Yasa teklifinin adı Köy Kanunu. Ne köy olur ne kasaba çünkü değerli milletvekilleri, bu yasa teklifinin özü şu: Bakanlık müteahhitlerini destekle, sivil müteahhitleri köstekle; Bakanlığın yetkisini artır, belediyelerin yetkisini durdur; özü bu. Tabii, ismi gerçekten ilginç, tam bir duygu sömürüsü. AK PARTİ'li arkadaşlar, siz köyün ismine bile düşmansınız. Büyükşehirlerin tümünde “köy” ismini ortadan kaldırdınız, köylere “mahalle” dediniz. Siz, köyü boşaltan siz, çiftçiyi bankaya esir eden siz, üreticiyi tüccara mahkûm eden siz, hayvan ithal eden siz ama müteahhitlikle ilgili bir yasa çıkıyor, okus pokus, bakıyorsunuz ki birbenbire “köy” diye bir isim ortaya çıkıyor; anlamak mümkün değil. Siz, uçan kuştan vergi almak isteyen siz; siz, açık havada teneffüs etme vergisi, adım atma vergisi almayı bile düşünecek siz nasıl oluyor da müteahhitlere gelince bonkör kesiliyorsunuz? Müteahhitlerin vergileri affedilecek. Bir taraftan yapı denetimi ama bir taraftan da enerji sektöründe faaliyet gösteren şirketler denetim dışı. Niye, ne özellikleri var? Güneş enerjisi, rüzgâr enerjisi de pekâlâ büyük yatırımlar olacağı için bunlar... Bir gariban başını sokacak ev yaptırdığında yapı denetimine tabiyse pekâlâ, bu sektörler de mutlaka yapı denetimine tabi olmalı. Maalesef, acı bir gerçeği itiraf etmek durumundayız. Şöyle geçmişe yönelik tefekkür ettiğimizde buraya gelen yasalar Maden Yasası, Enerji Yasası, Ticaret Kanunu, Turizm Kanunu; şimdi de müteahhitlik kanunu.

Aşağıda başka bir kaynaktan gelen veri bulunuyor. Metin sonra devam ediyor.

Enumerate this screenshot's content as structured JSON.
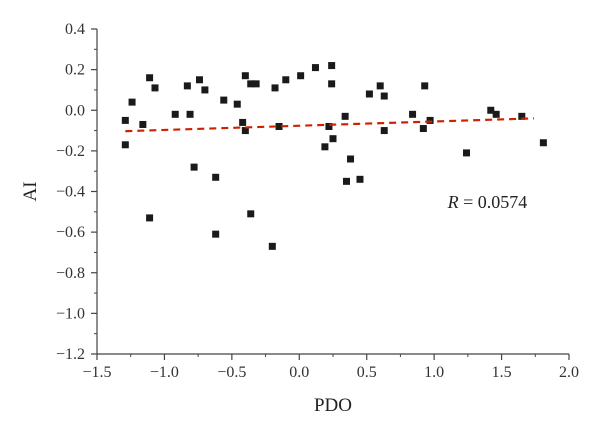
{
  "chart_data": {
    "type": "scatter",
    "xlabel": "PDO",
    "ylabel": "AI",
    "xlim": [
      -1.5,
      2.0
    ],
    "ylim": [
      -1.2,
      0.4
    ],
    "x_ticks": [
      -1.5,
      -1.0,
      -0.5,
      0.0,
      0.5,
      1.0,
      1.5,
      2.0
    ],
    "y_ticks": [
      -1.2,
      -1.0,
      -0.8,
      -0.6,
      -0.4,
      -0.2,
      0.0,
      0.2,
      0.4
    ],
    "x_tick_labels": [
      "−1.5",
      "−1.0",
      "−0.5",
      "0.0",
      "0.5",
      "1.0",
      "1.5",
      "2.0"
    ],
    "y_tick_labels": [
      "−1.2",
      "−1.0",
      "−0.8",
      "−0.6",
      "−0.4",
      "−0.2",
      "0.0",
      "0.2",
      "0.4"
    ],
    "grid": false,
    "marker_color": "#1a1a1a",
    "trend_color": "#cc2200",
    "points": [
      {
        "x": -1.29,
        "y": -0.05
      },
      {
        "x": -1.29,
        "y": -0.17
      },
      {
        "x": -1.24,
        "y": 0.04
      },
      {
        "x": -1.16,
        "y": -0.07
      },
      {
        "x": -1.11,
        "y": 0.16
      },
      {
        "x": -1.11,
        "y": -0.53
      },
      {
        "x": -1.07,
        "y": 0.11
      },
      {
        "x": -0.92,
        "y": -0.02
      },
      {
        "x": -0.83,
        "y": 0.12
      },
      {
        "x": -0.81,
        "y": -0.02
      },
      {
        "x": -0.78,
        "y": -0.28
      },
      {
        "x": -0.74,
        "y": 0.15
      },
      {
        "x": -0.7,
        "y": 0.1
      },
      {
        "x": -0.62,
        "y": -0.33
      },
      {
        "x": -0.62,
        "y": -0.61
      },
      {
        "x": -0.56,
        "y": 0.05
      },
      {
        "x": -0.46,
        "y": 0.03
      },
      {
        "x": -0.42,
        "y": -0.06
      },
      {
        "x": -0.4,
        "y": 0.17
      },
      {
        "x": -0.4,
        "y": -0.1
      },
      {
        "x": -0.36,
        "y": 0.13
      },
      {
        "x": -0.36,
        "y": -0.51
      },
      {
        "x": -0.32,
        "y": 0.13
      },
      {
        "x": -0.2,
        "y": -0.67
      },
      {
        "x": -0.18,
        "y": 0.11
      },
      {
        "x": -0.15,
        "y": -0.08
      },
      {
        "x": -0.1,
        "y": 0.15
      },
      {
        "x": 0.01,
        "y": 0.17
      },
      {
        "x": 0.12,
        "y": 0.21
      },
      {
        "x": 0.19,
        "y": -0.18
      },
      {
        "x": 0.22,
        "y": -0.08
      },
      {
        "x": 0.24,
        "y": 0.22
      },
      {
        "x": 0.24,
        "y": 0.13
      },
      {
        "x": 0.25,
        "y": -0.14
      },
      {
        "x": 0.34,
        "y": -0.03
      },
      {
        "x": 0.35,
        "y": -0.35
      },
      {
        "x": 0.38,
        "y": -0.24
      },
      {
        "x": 0.45,
        "y": -0.34
      },
      {
        "x": 0.52,
        "y": 0.08
      },
      {
        "x": 0.6,
        "y": 0.12
      },
      {
        "x": 0.63,
        "y": 0.07
      },
      {
        "x": 0.63,
        "y": -0.1
      },
      {
        "x": 0.84,
        "y": -0.02
      },
      {
        "x": 0.92,
        "y": -0.09
      },
      {
        "x": 0.93,
        "y": 0.12
      },
      {
        "x": 0.97,
        "y": -0.05
      },
      {
        "x": 1.24,
        "y": -0.21
      },
      {
        "x": 1.42,
        "y": 0.0
      },
      {
        "x": 1.46,
        "y": -0.02
      },
      {
        "x": 1.65,
        "y": -0.03
      },
      {
        "x": 1.81,
        "y": -0.16
      }
    ],
    "trend_line": {
      "x": [
        -1.29,
        1.74
      ],
      "y": [
        -0.103,
        -0.04
      ],
      "style": "dashed"
    },
    "annotation": {
      "label": "R",
      "text": " = 0.0574",
      "x": 1.1,
      "y": -0.48
    }
  }
}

Bütün kanunlar belli güç odaklarının talebini yerine getirmeye yönelik. Maalesef ki iktidarın gündeminde halkımız yok, garip gureba yok, emekliler yok, ücretli öğretmenler yok, KHK’liler yok, öğrenciler yok, hiçbiri yok; sadece güç odakları var. Arkadaşlara tavsiyem, şu havuz medya kanallarından başka haberleri de seyretseniz pekâlâ iyi olur. Siz o medya kanallarına bakarak yandaş kanallardan belki de ülkeyi pembe tablo, güllük gülistanlık görüyorsunuz ama gerçekler çok çok acı, çok çok farklı.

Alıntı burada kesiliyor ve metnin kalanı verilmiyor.